News 26 Sep 12

Montenegro’s Magistrates Are Not Independent, Says NGO

A local NGO has urged Montenegro's Constitutional Court to end the practice of the government appointing magistrates.

Milena Milosevic
BIRN
Podgorica

The Centre for Civic Education, CGO-CCE, has filed on Tuesday a proposal in front of the Constitutional Court for their review of the implementation of the Law on Misdemeanours to be treated as a priority.

Danilo Ajkovic, the CGO-CCE member, said that the procedures of the government-determined appointments and dismissals of 68 of Montenegro's magistrates are violating people's right for trial in front of the independent court.

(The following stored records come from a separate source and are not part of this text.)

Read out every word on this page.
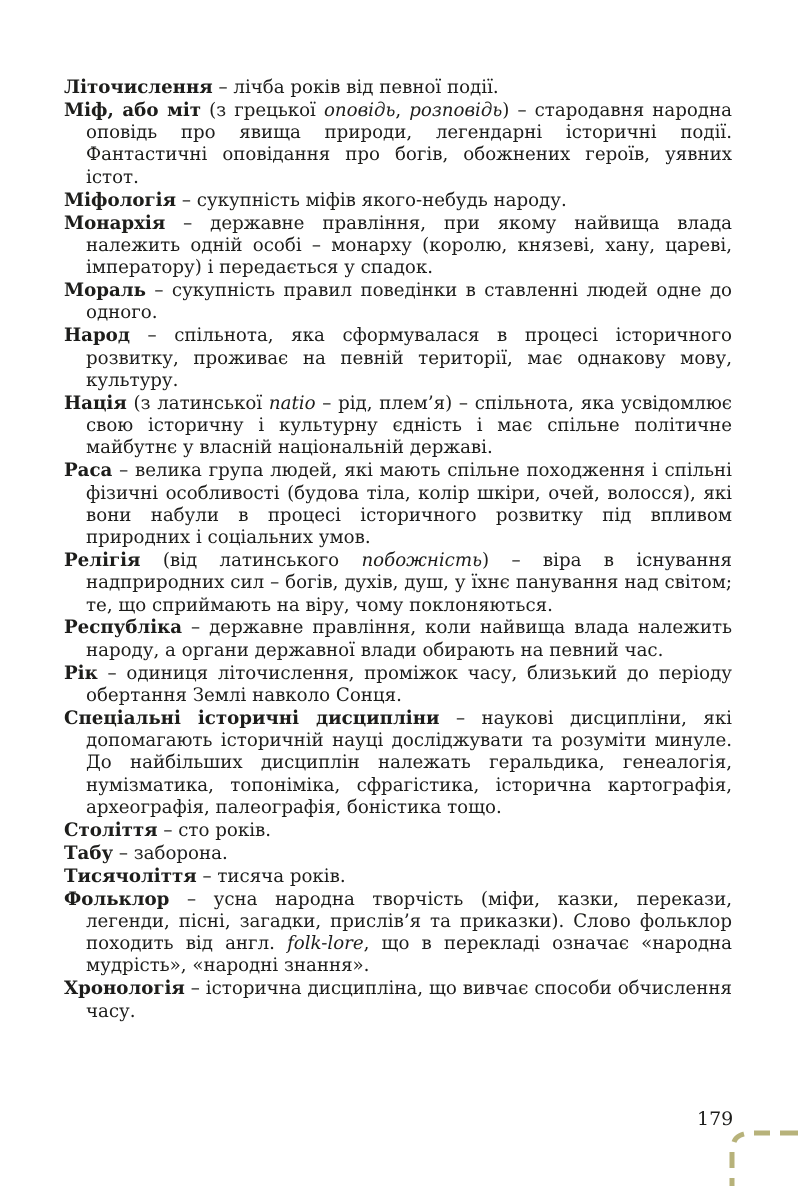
Літочислення – лічба років від певної події.

Міф, або міт (з грецької оповідь, розповідь) – стародавня народна оповідь про явища природи, легендарні історичні події. Фантастичні оповідання про богів, обожнених героїв, уявних істот.

Міфологія – сукупність міфів якого-небудь народу.

Монархія – державне правління, при якому найвища влада належить одній особі – монарху (королю, князеві, хану, цареві, імператору) і передається у спадок.

Мораль – сукупність правил поведінки в ставленні людей одне до одного.

Народ – спільнота, яка сформувалася в процесі історичного розвитку, проживає на певній території, має однакову мову, культуру.

Нація (з латинської natio – рід, плем’я) – спільнота, яка усвідомлює свою історичну і культурну єдність і має спільне політичне майбутнє у власній національній державі.

Раса – велика група людей, які мають спільне походження і спільні фізичні особливості (будова тіла, колір шкіри, очей, волосся), які вони набули в процесі історичного розвитку під впливом природних і соціальних умов.

Релігія (від латинського побожність) – віра в існування надприродних сил – богів, духів, душ, у їхнє панування над світом; те, що сприймають на віру, чому поклоняються.

Республіка – державне правління, коли найвища влада належить народу, а органи державної влади обирають на певний час.

Рік – одиниця літочислення, проміжок часу, близький до періоду обертання Землі навколо Сонця.

Спеціальні історичні дисципліни – наукові дисципліни, які допомагають історичній науці досліджувати та розуміти минуле. До найбільших дисциплін належать геральдика, генеалогія, нумізматика, топоніміка, сфрагістика, історична картографія, археографія, палеографія, боністика тощо.

Століття – сто років.

Табу – заборона.

Тисячоліття – тисяча років.

Фольклор – усна народна творчість (міфи, казки, перекази, легенди, пісні, загадки, прислів’я та приказки). Слово фольклор походить від англ. folk-lore, що в перекладі означає «народна мудрість», «народні знання».

Хронологія – історична дисципліна, що вивчає способи обчислення часу.

179
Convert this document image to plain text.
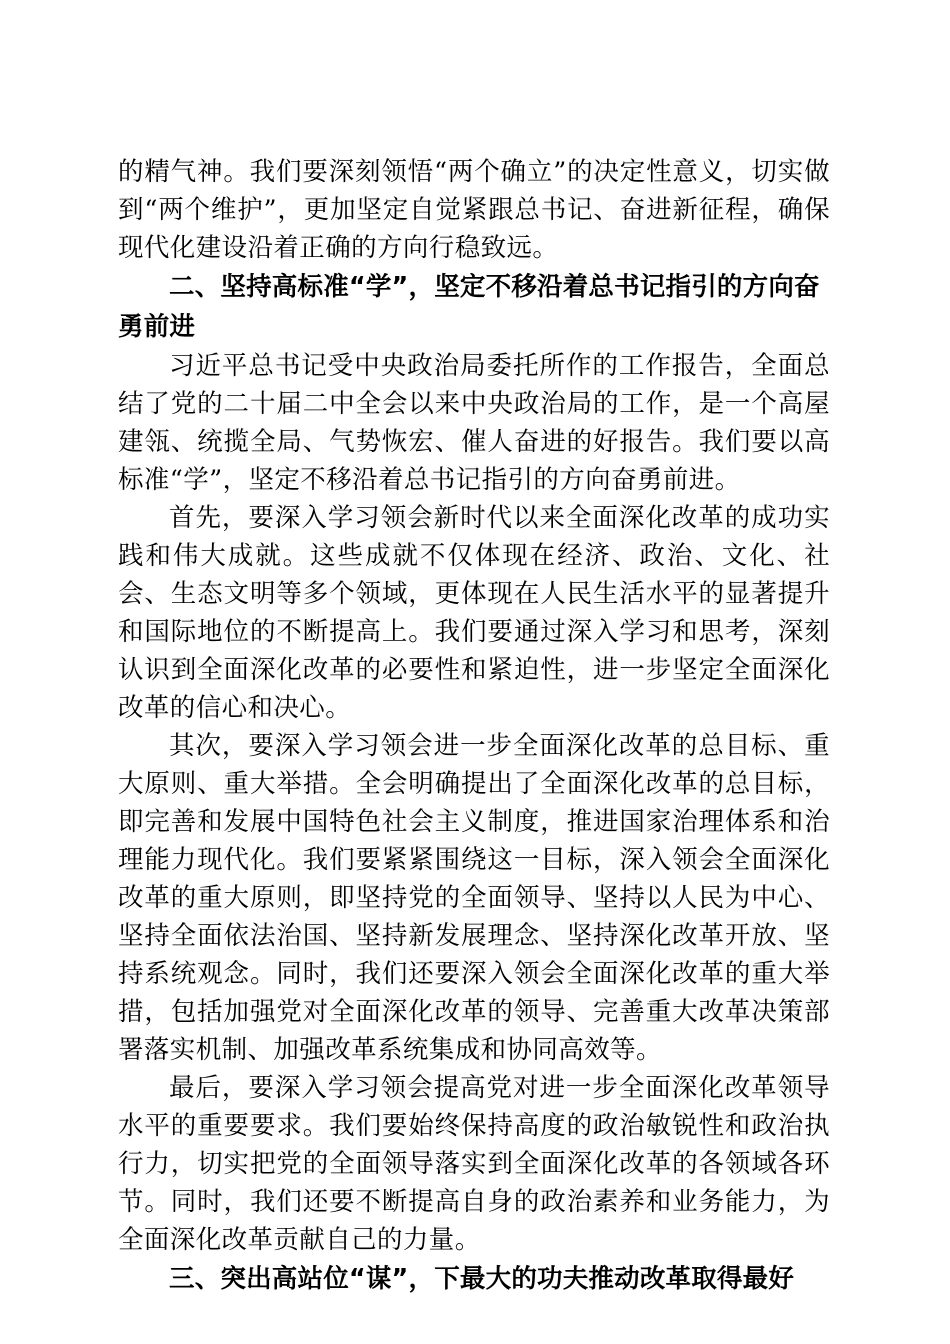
的精气神。我们要深刻领悟“两个确立”的决定性意义，切实做到“两个维护”，更加坚定自觉紧跟总书记、奋进新征程，确保现代化建设沿着正确的方向行稳致远。

二、坚持高标准“学”，坚定不移沿着总书记指引的方向奋勇前进

习近平总书记受中央政治局委托所作的工作报告，全面总结了党的二十届二中全会以来中央政治局的工作，是一个高屋建瓴、统揽全局、气势恢宏、催人奋进的好报告。我们要以高标准“学”，坚定不移沿着总书记指引的方向奋勇前进。

首先，要深入学习领会新时代以来全面深化改革的成功实践和伟大成就。这些成就不仅体现在经济、政治、文化、社会、生态文明等多个领域，更体现在人民生活水平的显著提升和国际地位的不断提高上。我们要通过深入学习和思考，深刻认识到全面深化改革的必要性和紧迫性，进一步坚定全面深化改革的信心和决心。

其次，要深入学习领会进一步全面深化改革的总目标、重大原则、重大举措。全会明确提出了全面深化改革的总目标，即完善和发展中国特色社会主义制度，推进国家治理体系和治理能力现代化。我们要紧紧围绕这一目标，深入领会全面深化改革的重大原则，即坚持党的全面领导、坚持以人民为中心、坚持全面依法治国、坚持新发展理念、坚持深化改革开放、坚持系统观念。同时，我们还要深入领会全面深化改革的重大举措，包括加强党对全面深化改革的领导、完善重大改革决策部署落实机制、加强改革系统集成和协同高效等。

最后，要深入学习领会提高党对进一步全面深化改革领导水平的重要要求。我们要始终保持高度的政治敏锐性和政治执行力，切实把党的全面领导落实到全面深化改革的各领域各环节。同时，我们还要不断提高自身的政治素养和业务能力，为全面深化改革贡献自己的力量。

三、突出高站位“谋”，下最大的功夫推动改革取得最好
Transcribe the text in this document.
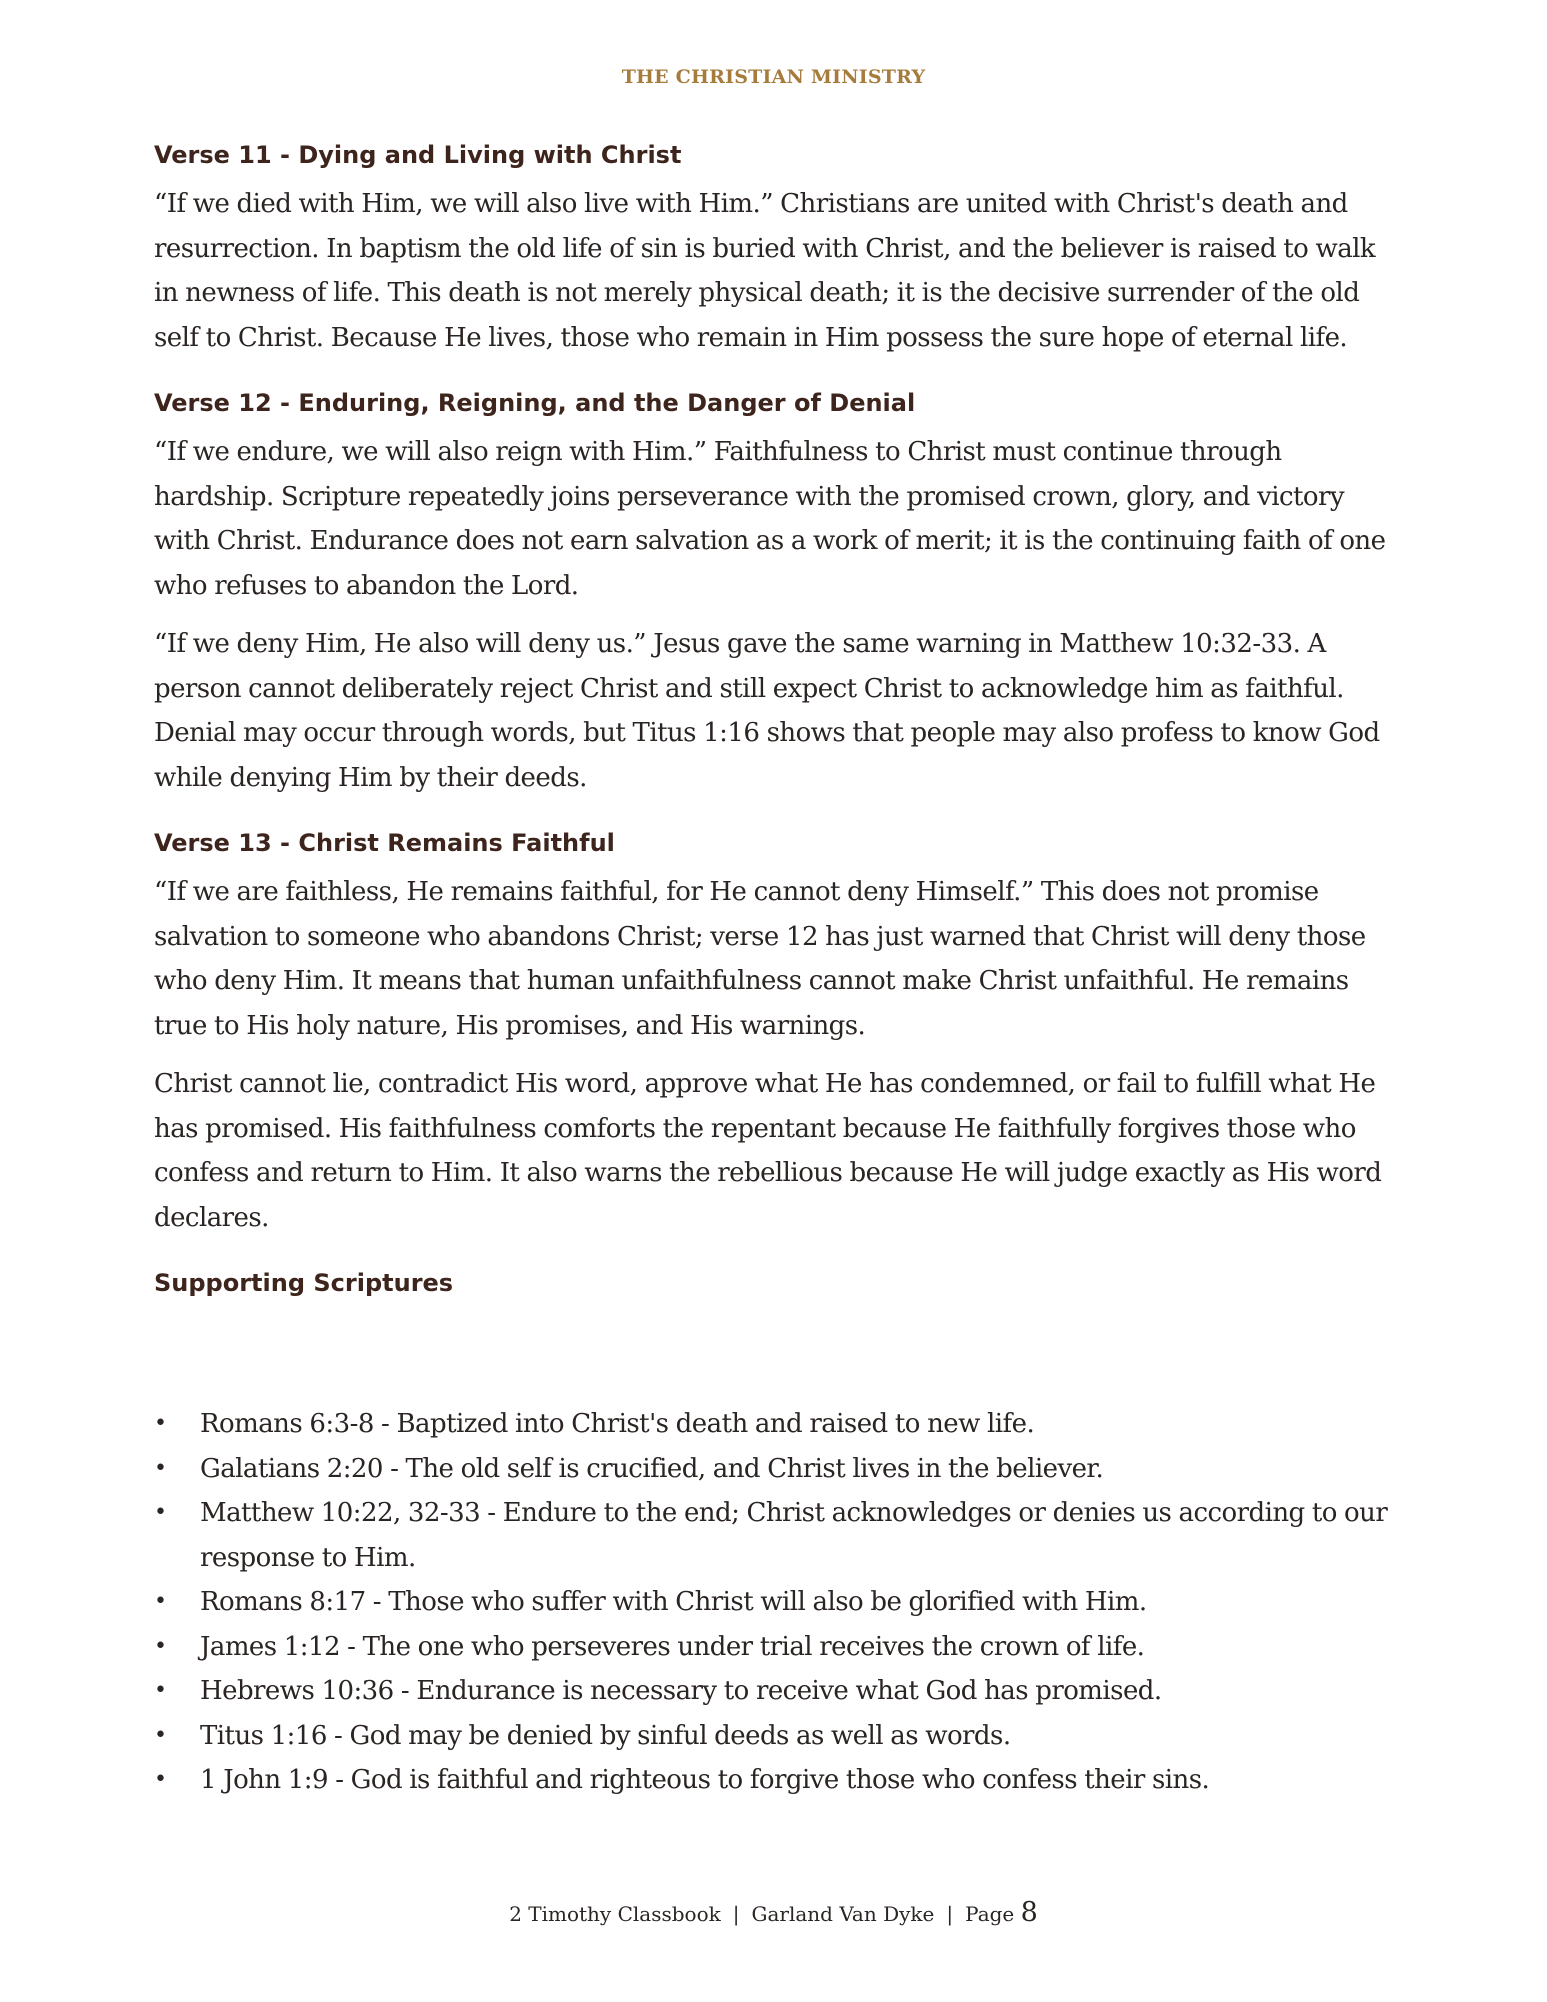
THE CHRISTIAN MINISTRY
Verse 11 - Dying and Living with Christ

“If we died with Him, we will also live with Him.” Christians are united with Christ's death and resurrection. In baptism the old life of sin is buried with Christ, and the believer is raised to walk in newness of life. This death is not merely physical death; it is the decisive surrender of the old self to Christ. Because He lives, those who remain in Him possess the sure hope of eternal life.

Verse 12 - Enduring, Reigning, and the Danger of Denial

“If we endure, we will also reign with Him.” Faithfulness to Christ must continue through hardship. Scripture repeatedly joins perseverance with the promised crown, glory, and victory with Christ. Endurance does not earn salvation as a work of merit; it is the continuing faith of one who refuses to abandon the Lord.

“If we deny Him, He also will deny us.” Jesus gave the same warning in Matthew 10:32-33. A person cannot deliberately reject Christ and still expect Christ to acknowledge him as faithful. Denial may occur through words, but Titus 1:16 shows that people may also profess to know God while denying Him by their deeds.

Verse 13 - Christ Remains Faithful

“If we are faithless, He remains faithful, for He cannot deny Himself.” This does not promise salvation to someone who abandons Christ; verse 12 has just warned that Christ will deny those who deny Him. It means that human unfaithfulness cannot make Christ unfaithful. He remains true to His holy nature, His promises, and His warnings.

Christ cannot lie, contradict His word, approve what He has condemned, or fail to fulfill what He has promised. His faithfulness comforts the repentant because He faithfully forgives those who confess and return to Him. It also warns the rebellious because He will judge exactly as His word declares.

Supporting Scriptures
• Romans 6:3-8 - Baptized into Christ's death and raised to new life.
• Galatians 2:20 - The old self is crucified, and Christ lives in the believer.
• Matthew 10:22, 32-33 - Endure to the end; Christ acknowledges or denies us according to our response to Him.
• Romans 8:17 - Those who suffer with Christ will also be glorified with Him.
• James 1:12 - The one who perseveres under trial receives the crown of life.
• Hebrews 10:36 - Endurance is necessary to receive what God has promised.
• Titus 1:16 - God may be denied by sinful deeds as well as words.
• 1 John 1:9 - God is faithful and righteous to forgive those who confess their sins.
2 Timothy Classbook | Garland Van Dyke | Page 8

He explained that the new law, adopted in 2011 was not problematic, but the fact that the provisions of the old law were still being implemented is.

Prior to the adoption of the new law, Montenegro did not have magistrate courts, but councils and regional authorities, whose members were appointed by the government to the five years term.

The old practice, however, has continued, after the new law was adopted in September 2011, breaching thus several provisions of the 2007 Constitution, the CGO-CCE argues.

The Constitution stipulates that judges and presiding judges should be elected by the Judicial Council and that the judicial tenure is permanent.

The NGO argues that the most harmful consequence of the current practice is that the government, through government appointed magistrates, could decide even about jail sentences.